The BET faced other issues as well. Pension and healthcare premium costs were on the top of the list. In 2003, the town’s required pension contribution was $6 million; in the current year it will be $22 million. In 2005, healthcare premiums for the town were $16 million annually. In 2018, that cost would have been $62 million, if the trend had continued without any changes to the plan.
How have the BET, the First Selectman, and other town leaders addressed these issues?
Pension funding has been addressed by consistently funding the actuarial requirements each year. Efficiencies may have been found by outsourcing fund management, which should also result in improved returns on the pension fund investment and lower fund contributions in the future.
Addressing healthcare premiums proved more challenging. Fortunately, in 2016, the state healthcare plan, a plan with attractive benefits and less cost to town employees, was opened to all town employees. The town’s school employees joined first. Other town bargaining units followed, and, as of July 1, 2018, firefighters will join. The result? An estimated savings of $15 million in the current year. A major accomplishment for the town, which will benefit taxpayers.
Additional healthcare savings in this budget have further reduced the town’s healthcare cost to the benefit of taxpayers by millions.
But these savings will not last. The state projects increases in the cost of the healthcare plan of about seven percent (7%) in FY2019-20. While this is not the fourteen percent (14%) increase in healthcare benefits cost projected had the state not stepped in, it is still a major increase that must be planned for in the next budget cycle.
The question remains whether Greenwich is doing enough to manage its spending? Let’s look at the costs projected for the FY2019-20 budget.
In FY2019-20, the Board of Education (BOE) will need to budget for a teachers’ salary increase of 3.25%, the last year of their three year labor contract.
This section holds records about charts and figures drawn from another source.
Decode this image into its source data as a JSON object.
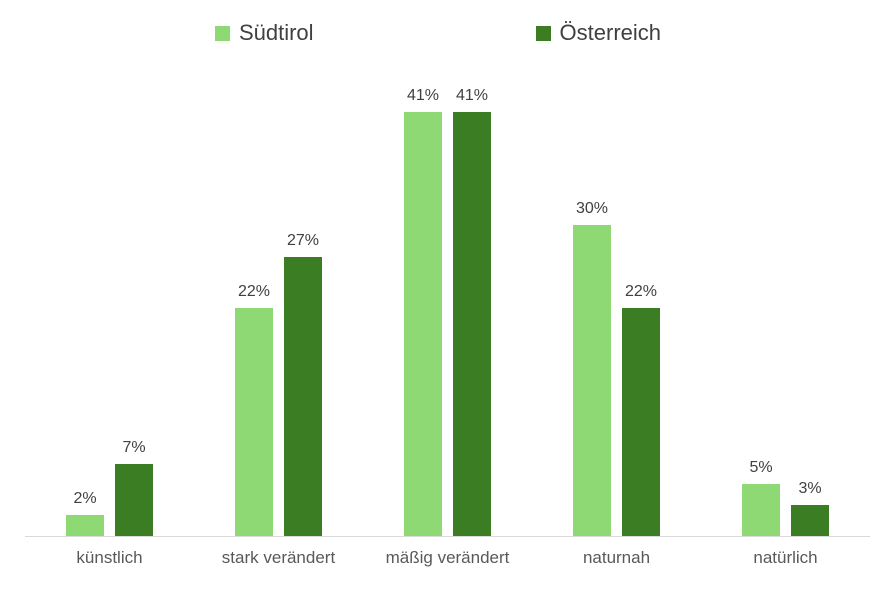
{
  "chart_data": {
    "type": "bar",
    "title": "",
    "categories": [
      "künstlich",
      "stark verändert",
      "mäßig verändert",
      "naturnah",
      "natürlich"
    ],
    "series": [
      {
        "name": "Südtirol",
        "color": "#8ed973",
        "values": [
          2,
          22,
          41,
          30,
          5
        ]
      },
      {
        "name": "Österreich",
        "color": "#3b7d23",
        "values": [
          7,
          27,
          41,
          22,
          3
        ]
      }
    ],
    "value_suffix": "%",
    "data_labels": true,
    "xlabel": "",
    "ylabel": "",
    "ylim": [
      0,
      45
    ],
    "grid": false,
    "y_axis_visible": false,
    "legend_position": "top",
    "axis_line_color": "#d9d9d9",
    "data_label_color": "#404040",
    "category_label_color": "#595959",
    "legend_text_color": "#404040",
    "background_color": "#ffffff"
  }
}
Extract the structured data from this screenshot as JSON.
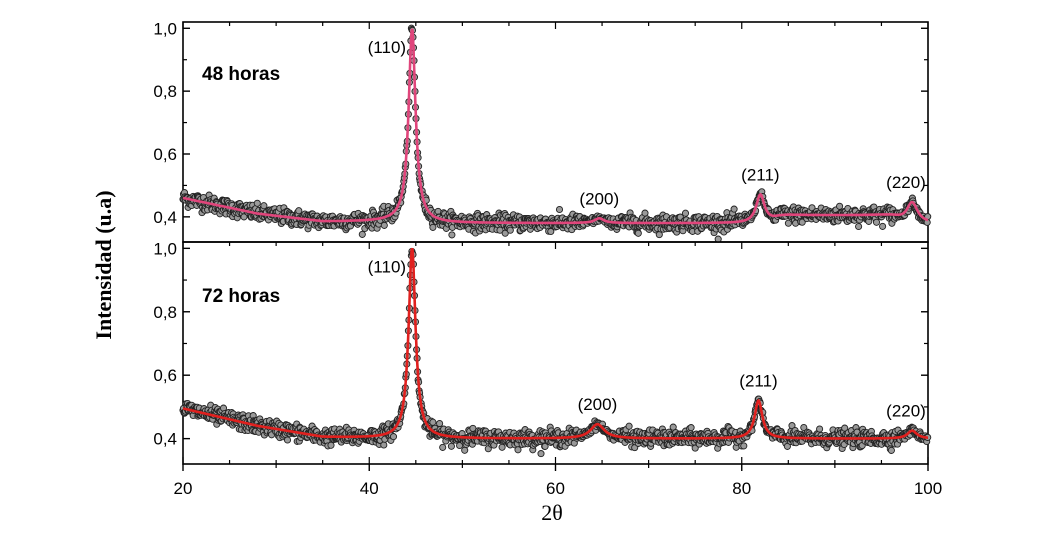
{
  "chart_data": {
    "type": "scatter",
    "ylabel": "Intensidad (u.a)",
    "xlabel": "2θ",
    "xlim": [
      20,
      100
    ],
    "xticks": [
      "20",
      "40",
      "60",
      "80",
      "100"
    ],
    "grid": false,
    "panels": [
      {
        "label": "48 horas",
        "ylim": [
          0.32,
          1.02
        ],
        "yticks": [
          "0,4",
          "0,6",
          "0,8",
          "1,0"
        ],
        "fit_color": "#e0457b",
        "marker_color": "#9a9a9a",
        "baseline": [
          [
            20,
            0.46
          ],
          [
            28,
            0.41
          ],
          [
            35,
            0.385
          ],
          [
            43,
            0.385
          ],
          [
            47,
            0.38
          ],
          [
            100,
            0.38
          ]
        ],
        "humps": [
          [
            100,
            0.01,
            0.01
          ]
        ],
        "peaks": [
          {
            "x": 44.6,
            "height": 0.615,
            "width": 0.45,
            "label": "(110)"
          },
          {
            "x": 64.7,
            "height": 0.015,
            "width": 0.6,
            "label": "(200)"
          },
          {
            "x": 82.0,
            "height": 0.09,
            "width": 0.55,
            "label": "(211)"
          },
          {
            "x": 98.3,
            "height": 0.065,
            "width": 0.7,
            "label": "(220)"
          }
        ],
        "plateaus": [
          {
            "from": 83.5,
            "to": 97.0,
            "level": 0.405
          }
        ]
      },
      {
        "label": "72 horas",
        "ylim": [
          0.32,
          1.02
        ],
        "yticks": [
          "0,4",
          "0,6",
          "0,8",
          "1,0"
        ],
        "fit_color": "#e0201e",
        "marker_color": "#9a9a9a",
        "baseline": [
          [
            20,
            0.495
          ],
          [
            28,
            0.44
          ],
          [
            35,
            0.405
          ],
          [
            43,
            0.4
          ],
          [
            100,
            0.4
          ]
        ],
        "humps": [],
        "peaks": [
          {
            "x": 44.6,
            "height": 0.6,
            "width": 0.45,
            "label": "(110)"
          },
          {
            "x": 64.5,
            "height": 0.045,
            "width": 0.9,
            "label": "(200)"
          },
          {
            "x": 81.8,
            "height": 0.12,
            "width": 0.5,
            "label": "(211)"
          },
          {
            "x": 98.3,
            "height": 0.025,
            "width": 0.6,
            "label": "(220)"
          }
        ],
        "plateaus": []
      }
    ]
  }
}
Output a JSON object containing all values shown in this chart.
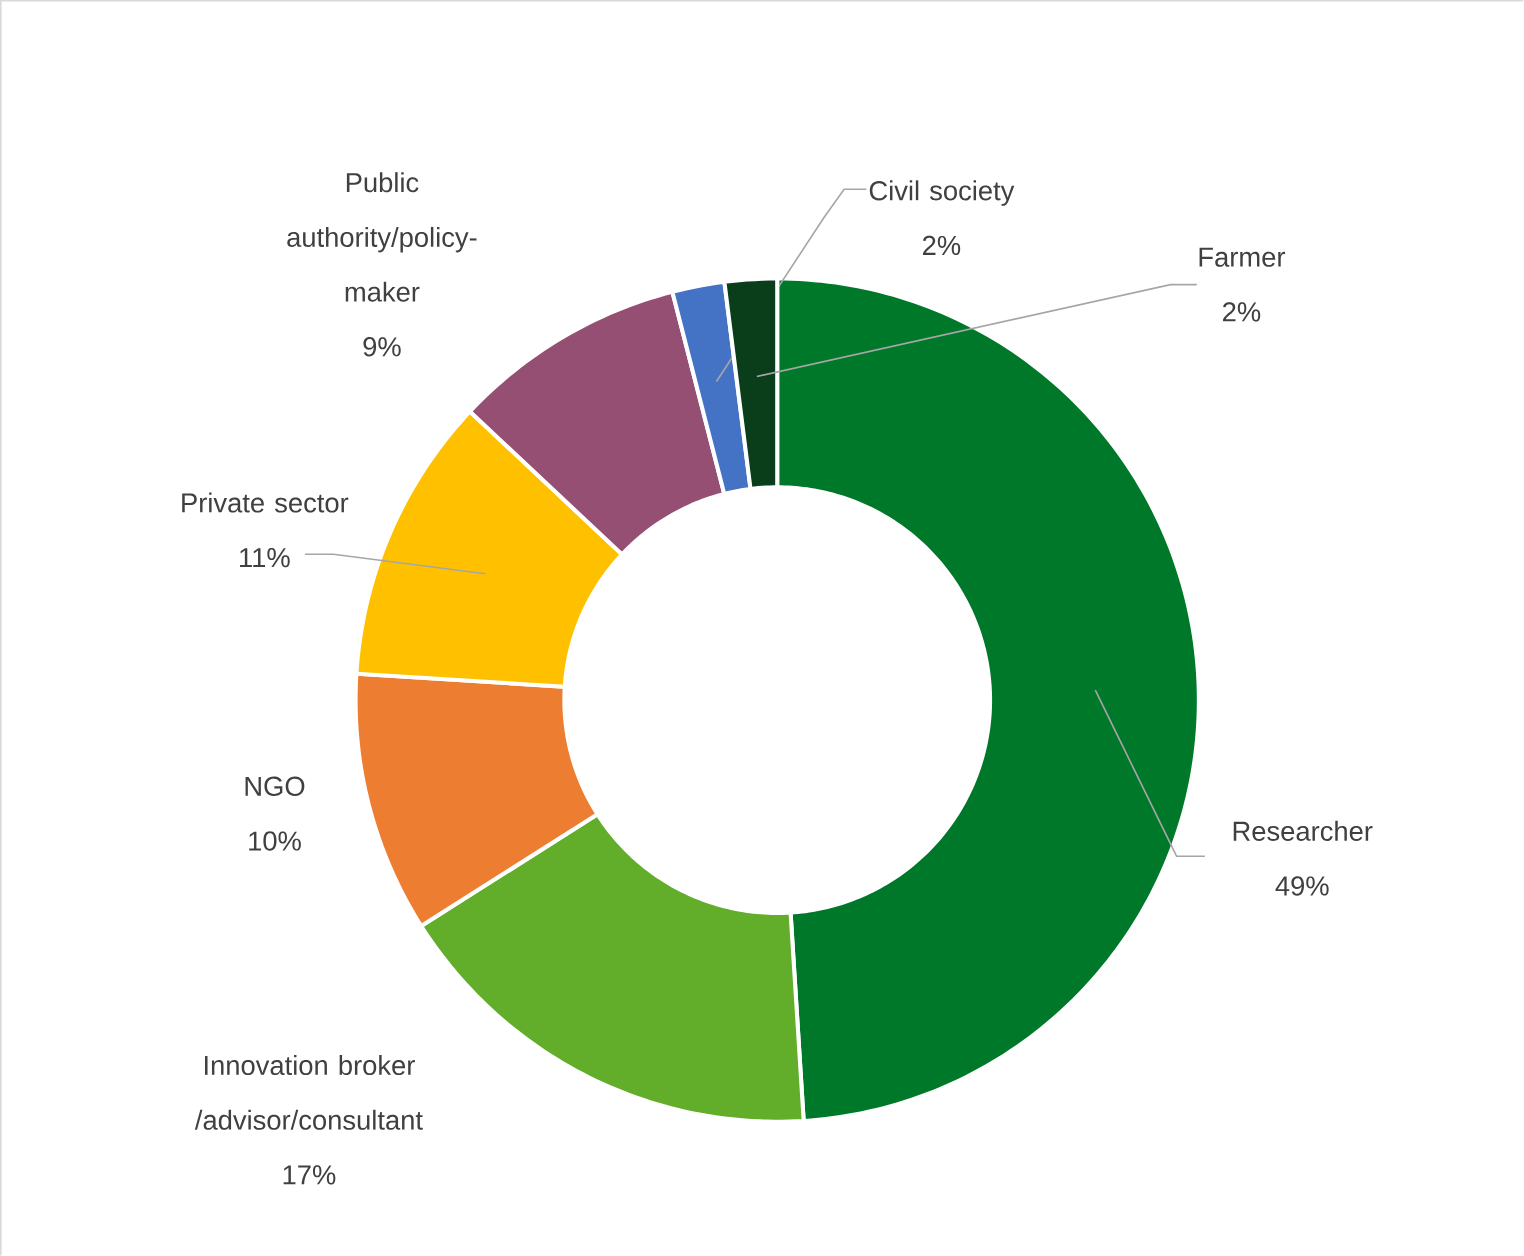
{
  "chart_data": {
    "type": "donut",
    "categories": [
      "Researcher",
      "Innovation broker /advisor/consultant",
      "NGO",
      "Private sector",
      "Public authority/policy-maker",
      "Civil society",
      "Farmer"
    ],
    "values": [
      49,
      17,
      10,
      11,
      9,
      2,
      2
    ],
    "colors": [
      "#00782a",
      "#62ad2a",
      "#ed7d31",
      "#ffc000",
      "#954f72",
      "#4472c4",
      "#0a3d1a"
    ],
    "value_labels": [
      "49%",
      "17%",
      "10%",
      "11%",
      "9%",
      "2%",
      "2%"
    ]
  }
}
The BOE is also discussing a new facilities masterplan that is projected to total $772 million in capital over 15 years.
Both the town and the BOE will be negotiating labor contracts for all unions in the next year, including salary increases for town employees. In the past, the town has been able to meet BET guidelines but, without greater efficiencies the budget numbers do not favor a low mill rate increase. Combine that with town capital costs, a zero mill rate increase in FY2019-20 will not be possible absent better fiscal planning and restraint by the BOE, the town and the BET. Without that planning, taxpayers could see a mill rate increase over what our residents have come to expect.
Four years – that’s how long it took to achieve this year’s zero percent tax increase. The BET’s success in delivering this unchanged or possibly lower mill rate tax to taxpayers was not done without four years of careful planning and a significant one-time savings in healthcare premiums. That’s great news for the taxpayer this year. But the BET will need the BOE and town leaders to recognize that there is hard work ahead if we are to deliver low taxes to our residents in the future. We look forward to the challenge.